I made many friends that summer in Paducah. Among these were Ed and Thelma Steger. (Recently, I shared with my readers a story from Ed about "The Burnt Biscuit.") Ed serves as an elder at the Central Church of Christ in Paducah. His and Thelma's son, Randy (who was three or four years old the summer I preached in Paducah), later established "Healing Hands International," a humanitarian relief organization headquartered in Nashville. Other friendships developed that summer included James Swinney, Solon Williams, Clifford Thomason, Farley Freeman, John Baker, Roy Jackson, Rudy Jackson, their wives, and many others whose names have now faded from a memory affected by the passing of well over fifty years.
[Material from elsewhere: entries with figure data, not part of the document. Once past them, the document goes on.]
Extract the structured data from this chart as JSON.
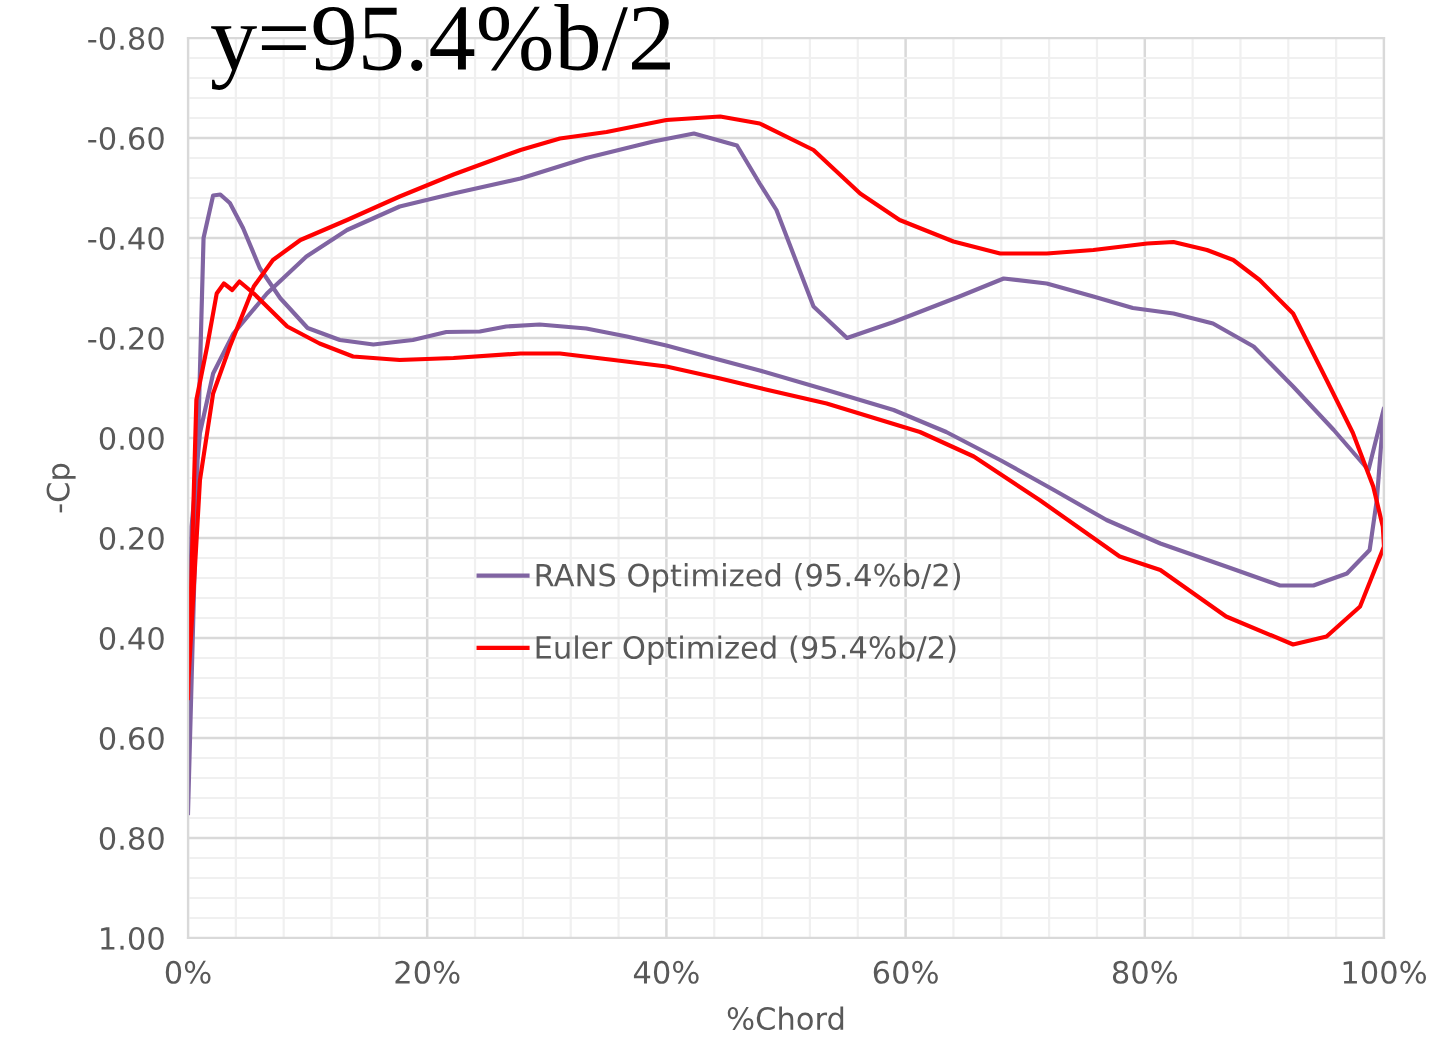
{
  "chart_data": {
    "type": "line",
    "title": "y=95.4%b/2",
    "xlabel": "%Chord",
    "ylabel": "-Cp",
    "xlim": [
      0,
      100
    ],
    "ylim": [
      1.0,
      -0.8
    ],
    "xticks": [
      {
        "value": 0,
        "label": "0%"
      },
      {
        "value": 20,
        "label": "20%"
      },
      {
        "value": 40,
        "label": "40%"
      },
      {
        "value": 60,
        "label": "60%"
      },
      {
        "value": 80,
        "label": "80%"
      },
      {
        "value": 100,
        "label": "100%"
      }
    ],
    "yticks": [
      {
        "value": -0.8,
        "label": "-0.80"
      },
      {
        "value": -0.6,
        "label": "-0.60"
      },
      {
        "value": -0.4,
        "label": "-0.40"
      },
      {
        "value": -0.2,
        "label": "-0.20"
      },
      {
        "value": 0,
        "label": "0.00"
      },
      {
        "value": 0.2,
        "label": "0.20"
      },
      {
        "value": 0.4,
        "label": "0.40"
      },
      {
        "value": 0.6,
        "label": "0.60"
      },
      {
        "value": 0.8,
        "label": "0.80"
      },
      {
        "value": 1.0,
        "label": "1.00"
      }
    ],
    "grid": true,
    "legend": "center",
    "marker": "none",
    "line_style": "solid",
    "series": [
      {
        "name": "RANS Optimized (95.4%b/2)",
        "color": "#8064a2",
        "x": [
          0,
          1.3,
          2.1,
          2.7,
          3.5,
          4.6,
          6.0,
          7.7,
          10.0,
          12.7,
          15.5,
          18.8,
          21.6,
          24.4,
          26.6,
          29.4,
          33.3,
          36.7,
          40.0,
          43.4,
          47.8,
          53.4,
          59.0,
          63.4,
          67.9,
          72.4,
          76.8,
          81.3,
          86.8,
          91.3,
          94.1,
          96.9,
          98.8,
          99.4,
          100,
          98.7,
          95.8,
          92.4,
          89.1,
          85.7,
          82.4,
          79.0,
          75.7,
          71.8,
          68.2,
          64.5,
          59.0,
          55.1,
          52.3,
          49.2,
          47.8,
          45.9,
          42.3,
          38.9,
          33.3,
          27.8,
          22.2,
          17.7,
          13.3,
          9.9,
          6.6,
          3.8,
          2.1,
          1.0,
          0.3,
          0
        ],
        "values": [
          0.75,
          -0.4,
          -0.485,
          -0.487,
          -0.47,
          -0.42,
          -0.34,
          -0.28,
          -0.22,
          -0.196,
          -0.187,
          -0.196,
          -0.212,
          -0.213,
          -0.223,
          -0.227,
          -0.219,
          -0.203,
          -0.185,
          -0.163,
          -0.135,
          -0.096,
          -0.056,
          -0.012,
          0.044,
          0.104,
          0.164,
          0.211,
          0.257,
          0.295,
          0.295,
          0.271,
          0.224,
          0.124,
          -0.06,
          0.064,
          -0.016,
          -0.103,
          -0.183,
          -0.229,
          -0.249,
          -0.26,
          -0.283,
          -0.309,
          -0.319,
          -0.283,
          -0.232,
          -0.2,
          -0.263,
          -0.456,
          -0.509,
          -0.585,
          -0.609,
          -0.593,
          -0.56,
          -0.519,
          -0.489,
          -0.463,
          -0.416,
          -0.363,
          -0.289,
          -0.209,
          -0.129,
          -0.01,
          0.177,
          0.6
        ]
      },
      {
        "name": "Euler Optimized (95.4%b/2)",
        "color": "#ff0000",
        "x": [
          0,
          0.7,
          1.6,
          2.4,
          3.0,
          3.7,
          4.3,
          5.5,
          8.3,
          11.0,
          13.8,
          17.7,
          22.2,
          27.8,
          31.1,
          35.6,
          40.0,
          44.5,
          47.8,
          53.4,
          61.2,
          65.7,
          71.2,
          77.9,
          81.3,
          86.8,
          92.4,
          95.2,
          98.0,
          100,
          99.9,
          99.1,
          97.4,
          95.2,
          92.4,
          89.6,
          87.4,
          85.2,
          82.4,
          80.2,
          75.7,
          71.8,
          67.9,
          64.0,
          59.5,
          56.2,
          52.3,
          47.8,
          44.5,
          40.0,
          35.0,
          31.1,
          27.8,
          22.2,
          17.7,
          13.3,
          9.4,
          7.1,
          5.5,
          3.5,
          2.1,
          1.0,
          0
        ],
        "values": [
          0.52,
          -0.076,
          -0.183,
          -0.289,
          -0.309,
          -0.296,
          -0.313,
          -0.289,
          -0.223,
          -0.189,
          -0.163,
          -0.156,
          -0.16,
          -0.169,
          -0.169,
          -0.156,
          -0.143,
          -0.119,
          -0.1,
          -0.069,
          -0.012,
          0.037,
          0.124,
          0.237,
          0.264,
          0.357,
          0.413,
          0.397,
          0.337,
          0.217,
          0.177,
          0.097,
          -0.01,
          -0.116,
          -0.249,
          -0.316,
          -0.356,
          -0.376,
          -0.392,
          -0.389,
          -0.376,
          -0.369,
          -0.369,
          -0.393,
          -0.436,
          -0.489,
          -0.576,
          -0.629,
          -0.643,
          -0.636,
          -0.612,
          -0.599,
          -0.576,
          -0.527,
          -0.483,
          -0.436,
          -0.396,
          -0.356,
          -0.303,
          -0.183,
          -0.089,
          0.084,
          0.5
        ]
      }
    ]
  }
}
Most of these have now passed over to life's other side.
My living arrangements inPaducah that summer were somewhat unusual in that I lived in the men's dressing room next to the baptistery in the church building. The Stegers' oldest son—Rhodes—was about eight years old at the time, and he asked his mother and daddy if I took my baths in the baptistery! Well, of course, I did not, but it was a curiosity to a kid as to where I did bathe. The fact is that every afternoon I had a standing invitation with various ones of the four elders and other members to come by their home and use their bathroom to take a bath. When you are young, trying to save some money for continuing your college work, and planning to be married, you find innovative ways to reduce expenses! In fact, the living arrangement had been suggested by Robert Waller, Sr., one of the elders, with the hearty approval of the other elders and with the full knowledge and approval of the congregation.
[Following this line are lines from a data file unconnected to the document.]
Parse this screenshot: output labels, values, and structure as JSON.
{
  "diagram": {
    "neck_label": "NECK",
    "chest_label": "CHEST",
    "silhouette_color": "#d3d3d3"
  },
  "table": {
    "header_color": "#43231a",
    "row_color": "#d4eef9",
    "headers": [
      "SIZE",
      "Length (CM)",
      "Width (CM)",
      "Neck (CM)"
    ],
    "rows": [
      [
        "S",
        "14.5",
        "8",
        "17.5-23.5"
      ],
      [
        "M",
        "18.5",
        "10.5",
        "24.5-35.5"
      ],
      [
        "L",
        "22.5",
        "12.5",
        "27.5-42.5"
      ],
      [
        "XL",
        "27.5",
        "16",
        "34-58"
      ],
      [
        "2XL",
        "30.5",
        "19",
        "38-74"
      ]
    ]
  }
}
During that summer in Paducah I had the opportunity to hear some very fine preachers as they conducted gospel meetings in the numerous congregations scattered throughout Western Kentucky—such men as H. A. Dixon, H. A. Fincher, Paul James Waller, Jewell Norman, and Frank Gould. All of these men became a great source of encouragement to me. Brother Dixon was the president of Freed-Hardeman College, and I had already studied for two years under him in Henderson, Tennessee. H. A. Fincher was the son-in-law of one of the Clements Street elders; Paul James Waller was the son of another elder. Fincher and I developed a friendship that extended for several years. Paul James Waller was an outstanding preacher who left us all too soon, dying of a heart attack when he was less than forty years old.
As a result of that one's summer's work in Paducah, I became acquainted with a number of the churches in that part of the state and have maintained a relationship with many of them. I have conducted numerous gospel meetings and spoken on various other occasions at several of the congregations. As I wrote a few years ago in my autobiography, "The Lord Has Been Mindful Of Me." His gracious hand of providence has been evident in so many of the things that have unfolded, and continue to unfold, in my life. Paducah, Kentucky was a part of that providential plan and it will always have a place in my heart.